Visto del revés, el partido tiene otra historia. Pero Kukoc y sus acompañantes hicieron un trabajo digno: manejaron de forma suficiente el partido durante muchos minutos, pero cayeron en el error de tentar la suerte, que significaba permitir que jugadores y público entraran en comunión. Y en este caso coincidían un público avaricioso y unos jugadores hartos de su suerte.

La jugada clave resumió tal coincidencia. Caminaba el Madrid a sus orígenes, los del juego vacuo (56-64 a falta de 11 minutos) cuando el público optó por entrar en la escena. Tras varios errores y un ligero recorte (60-64), los espectadores comenzaron a practicar la famosa ola, una especie de ejercicio gimnástico para calentamiento o solaz del respetable, que debió provocar a Biriukov.

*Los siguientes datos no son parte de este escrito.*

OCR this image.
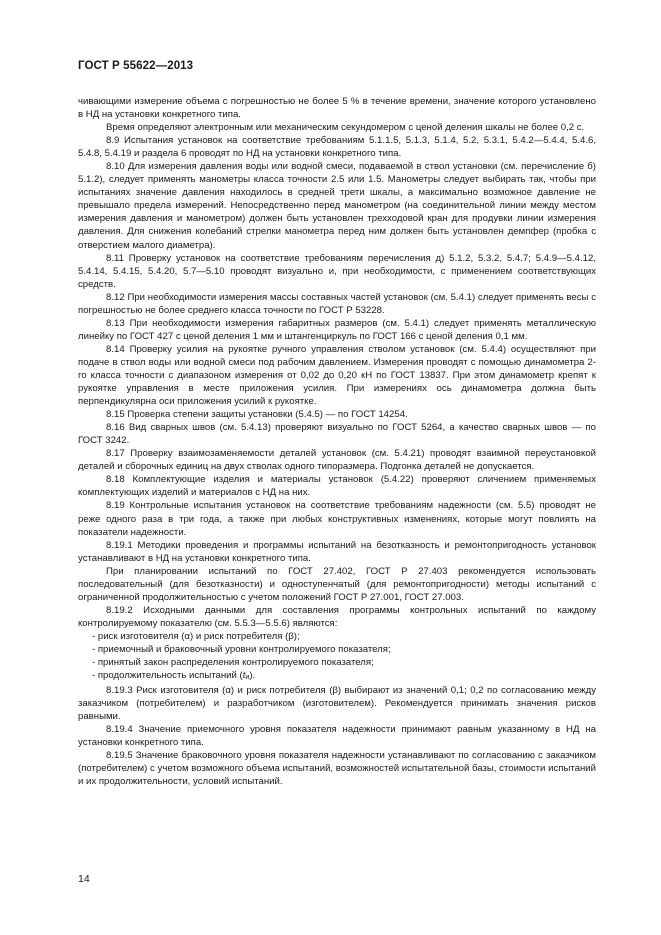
ГОСТ Р 55622—2013

чивающими измерение объема с погрешностью не более 5 % в течение времени, значение которого установлено в НД на установки конкретного типа.

Время определяют электронным или механическим секундомером с ценой деления шкалы не более 0,2 с.

8.9 Испытания установок на соответствие требованиям 5.1.1.5, 5.1.3, 5.1.4, 5.2, 5.3.1, 5.4.2—5.4.4, 5.4.6, 5.4.8, 5.4.19 и раздела 6 проводят по НД на установки конкретного типа.

8.10 Для измерения давления воды или водной смеси, подаваемой в ствол установки (см. перечисление б) 5.1.2), следует применять манометры класса точности 2.5 или 1.5. Манометры следует выбирать так, чтобы при испытаниях значение давления находилось в средней трети шкалы, а максимально возможное давление не превышало предела измерений. Непосредственно перед манометром (на соединительной линии между местом измерения давления и манометром) должен быть установлен трехходовой кран для продувки линии измерения давления. Для снижения колебаний стрелки манометра перед ним должен быть установлен демпфер (пробка с отверстием малого диаметра).

8.11 Проверку установок на соответствие требованиям перечисления д) 5.1.2, 5.3.2, 5.4.7; 5.4.9—5.4.12, 5.4.14, 5.4.15, 5.4.20, 5.7—5.10 проводят визуально и, при необходимости, с применением соответствующих средств.

8.12 При необходимости измерения массы составных частей установок (см. 5.4.1) следует применять весы с погрешностью не более среднего класса точности по ГОСТ Р 53228.

8.13 При необходимости измерения габаритных размеров (см. 5.4.1) следует применять металлическую линейку по ГОСТ 427 с ценой деления 1 мм и штангенциркуль по ГОСТ 166 с ценой деления 0,1 мм.

8.14 Проверку усилия на рукоятке ручного управления стволом установок (см. 5.4.4) осуществляют при подаче в ствол воды или водной смеси под рабочим давлением. Измерения проводят с помощью динамометра 2-го класса точности с диапазоном измерения от 0,02 до 0,20 кН по ГОСТ 13837. При этом динамометр крепят к рукоятке управления в месте приложения усилия. При измерениях ось динамометра должна быть перпендикулярна оси приложения усилий к рукоятке.

8.15 Проверка степени защиты установки (5.4.5) — по ГОСТ 14254.

8.16 Вид сварных швов (см. 5.4.13) проверяют визуально по ГОСТ 5264, а качество сварных швов — по ГОСТ 3242.

8.17 Проверку взаимозаменяемости деталей установок (см. 5.4.21) проводят взаимной переустановкой деталей и сборочных единиц на двух стволах одного типоразмера. Подгонка деталей не допускается.

8.18 Комплектующие изделия и материалы установок (5.4.22) проверяют сличением применяемых комплектующих изделий и материалов с НД на них.

8.19 Контрольные испытания установок на соответствие требованиям надежности (см. 5.5) проводят не реже одного раза в три года, а также при любых конструктивных изменениях, которые могут повлиять на показатели надежности.

8.19.1 Методики проведения и программы испытаний на безотказность и ремонтопригодность установок устанавливают в НД на установки конкретного типа.

При планировании испытаний по ГОСТ 27.402, ГОСТ Р 27.403 рекомендуется использовать последовательный (для безотказности) и одноступенчатый (для ремонтопригодности) методы испытаний с ограниченной продолжительностью с учетом положений ГОСТ Р 27.001, ГОСТ 27.003.

8.19.2 Исходными данными для составления программы контрольных испытаний по каждому контролируемому показателю (см. 5.5.3—5.5.6) являются:

- риск изготовителя (α) и риск потребителя (β);

- приемочный и браковочный уровни контролируемого показателя;

- принятый закон распределения контролируемого показателя;

- продолжительность испытаний (tи).

8.19.3 Риск изготовителя (α) и риск потребителя (β) выбирают из значений 0,1; 0,2 по согласованию между заказчиком (потребителем) и разработчиком (изготовителем). Рекомендуется принимать значения рисков равными.

8.19.4 Значение приемочного уровня показателя надежности принимают равным указанному в НД на установки конкретного типа.

8.19.5 Значение браковочного уровня показателя надежности устанавливают по согласованию с заказчиком (потребителем) с учетом возможного объема испытаний, возможностей испытательной базы, стоимости испытаний и их продолжительности, условий испытаний.

14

El jugador, repentinamente acosado por un murmullo cercano y desconcertante, sin discernir a qué obedecía, si quizás se había detectado un incendio o había entrado una vaquilla en el recinto, intentó un milagroso do de pecho desde la línea de 6,25 sin reparar tampoco en la vecindad de un defensor que trataba de robarle la billetera. Con todo, murmullo y defensor adherido, Biriukov marcó el triple aunque desperdició el tiro adicional producto de una falta personal. Segundos después, el Madrid registraba su primera ventaja tras casi 20 minutos (65-64). El partido se había recalentado y el juego madridista podía funcionar a unos impulsos bien diferentes de los emanan del banquillo.

Ganar al campeón de Europa se convirtió, entonces, en una posibilidad cierta. Y ganarle era afirmarse, no importa que fuera por una noche. Llorente olvidó sus frustraciones, Biriukov recordó otros ambientes, Herrera limitó sus intermitencias y tanto Romay como Martín encontraron el impulso agresivo para pelear en la zona a costa de cualquier precio. El Madrid sustituyó la vaciedad que lo embarga por un acto de entrega. Podían interpretar una obra más gratificante, de mayor altura. Merecía la pena y actuaron en consecuencia.